To investigate the damage to rootstocks in holding, a clamping mechanism was used to perform the holding test. The physical drawing of the clamping mechanism is shown in Figure 13. The contact force was measured by a force sensor (2 kg, Chengke Electronic Technology Co., Ltd., Shanghai, China). Unlike the texture analyzer, the force during holding can be only adjusted by changing the velocity of the pneumatic cylinder. The acceleration sensor (50 g, Chengke Electronic Technology Co., Ltd., Shanghai, China) measured acceleration, which was then integrated to obtain the velocity.

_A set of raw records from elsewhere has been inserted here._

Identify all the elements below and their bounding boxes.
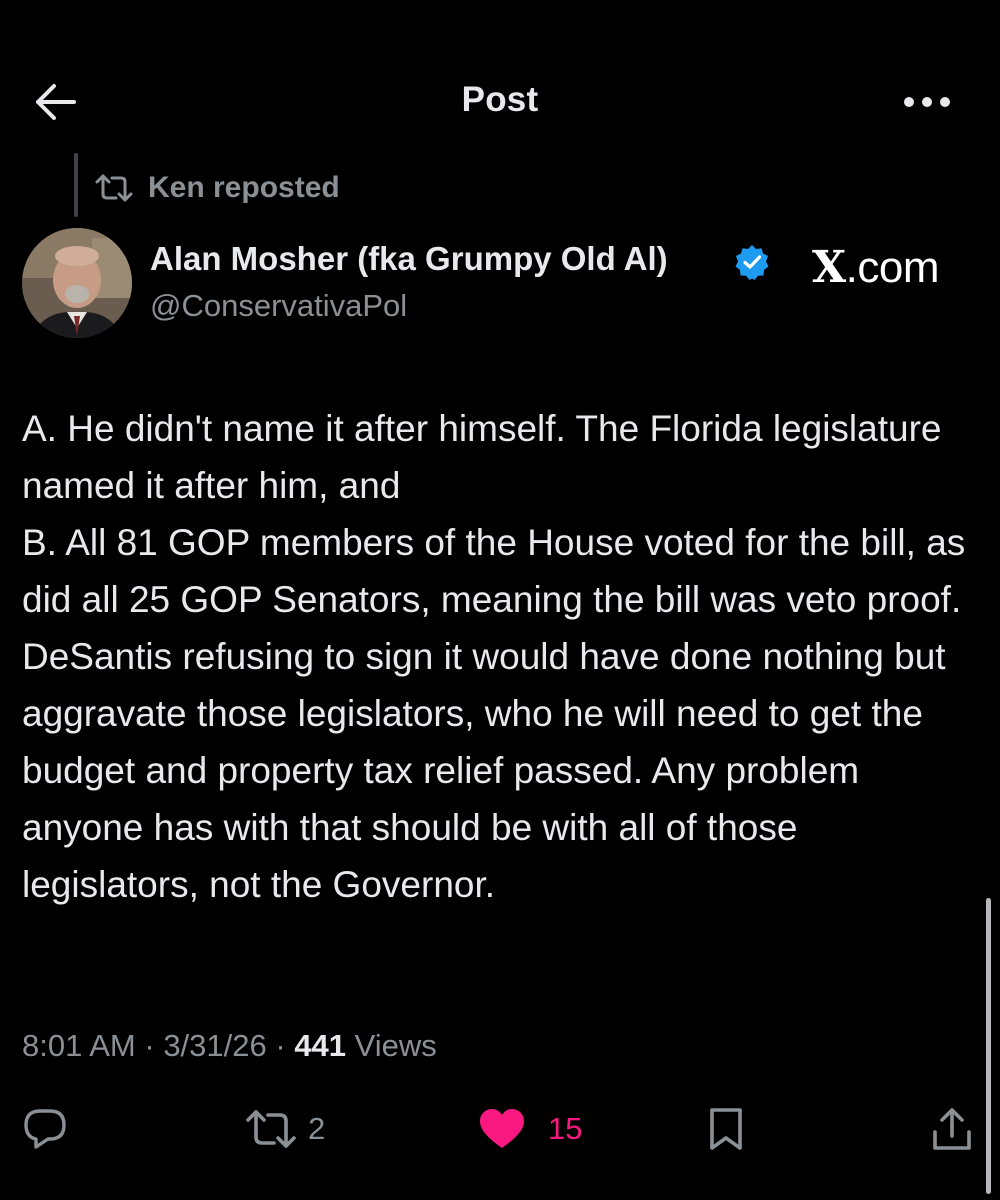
- xcom-text: .com: [845, 243, 940, 292]
- repost-icon: [246, 1110, 296, 1148]
- views-label: Views: [346, 1028, 437, 1063]
- reply-icon: [24, 1109, 66, 1149]
- bookmark-icon: [710, 1108, 742, 1150]
- avatar[interactable]: [22, 228, 132, 338]
- share-icon: [933, 1108, 971, 1150]
- page-title: Post: [461, 80, 539, 119]
- verified-badge-icon: [734, 244, 770, 280]
- meta-separator: ·: [135, 1028, 164, 1063]
- repost-count: 2: [308, 1111, 326, 1146]
- meta-separator-2: ·: [266, 1028, 295, 1063]
- views-count[interactable]: 441: [294, 1028, 346, 1063]
- xcom-watermark: X.com: [812, 242, 940, 293]
- bookmark-button[interactable]: [706, 1105, 746, 1153]
- like-button[interactable]: 15: [478, 1105, 582, 1153]
- repost-button[interactable]: 2: [244, 1105, 325, 1153]
- heart-filled-icon: [480, 1109, 524, 1148]
- post-text: A. He didn't name it after himself. The …: [22, 408, 966, 905]
- post-meta: 8:01 AM · 3/31/26 · 441 Views: [22, 1028, 437, 1064]
- repost-banner[interactable]: Ken reposted: [94, 168, 340, 208]
- post-date[interactable]: 3/31/26: [163, 1028, 266, 1063]
- author-handle[interactable]: @ConservativaPol: [150, 288, 407, 324]
- scrollbar[interactable]: [986, 898, 991, 1194]
- avatar-photo: [22, 228, 132, 338]
- repost-label: Ken reposted: [148, 171, 340, 204]
- repost-icon: [95, 174, 133, 202]
- thread-line: [74, 153, 78, 217]
- author-name[interactable]: Alan Mosher (fka Grumpy Old Al): [150, 240, 668, 278]
- share-button[interactable]: [930, 1105, 974, 1153]
- like-count: 15: [548, 1111, 583, 1146]
- post-time[interactable]: 8:01 AM: [22, 1028, 136, 1063]
- reply-button[interactable]: [22, 1105, 78, 1153]
- more-horizontal-icon: [904, 97, 950, 107]
- x-logo-glyph: X: [812, 242, 846, 293]
- more-options-button[interactable]: [895, 82, 959, 122]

The representative force–time curve with and without silicone rubber is shown in Figure 14. From Figure 14, the force without silicone rubber was greater than that with silicone rubber under the same velocity condition. Moreover, the clamping block produced a large instantaneous impact load without silicone rubber when in contact with just the stem. This was consistent with the results obtained by the creep test. However, the force–time curve was relatively stable with silicone rubber. This is because the deformation occurred while force acting on the silicone rubber and a part of energy was converted to deformation energy of silicone rubber, thus the force acting on the stem decreased. The results indicated that the damage rate exceeded 90% without silicone rubber, while there was no damage with silicone rubber.

4. Conclusions

In this study, the four-element Burgers model was utilized to present the viscoelastic behavior and the deformation characteristics of the rootstock. Creep tests were conducted on the rootstocks to obtain the viscoelastic parameters of the Burgers model, using cucurbit (commonly used in watermelon grafting) as an example. The obtained results indicated that this model fitted well and could describe the creep characteristics of the rootstock. Additionally, we analyzed the effect of viscoelastic parameters on rootstock deformation under various test conditions and found that creep deformation gradually increased with the increase in loading force and test velocity. Notably, the rootstock stems showed some damage due to the occurrence of plastic deformation when the loading force was 4 N, which significantly affected the holding effect. One-way ANOVA results showed that the influence of the loading force on the creep deformation was greater than the test velocity. The holding test results without silicone rubber was in accordance with the creep test. Additionally, the clamping mechanism with silicone rubber can effectively prevent the damage to the stem, compared to without silicone rubber. Taken together, these results affirm the need to control the holding force below 4 N to reduce creep deformation and prevent holding damage during the watermelon grafting. These findings are expected to guide future explorations into the damage mechanism during rootstock holding.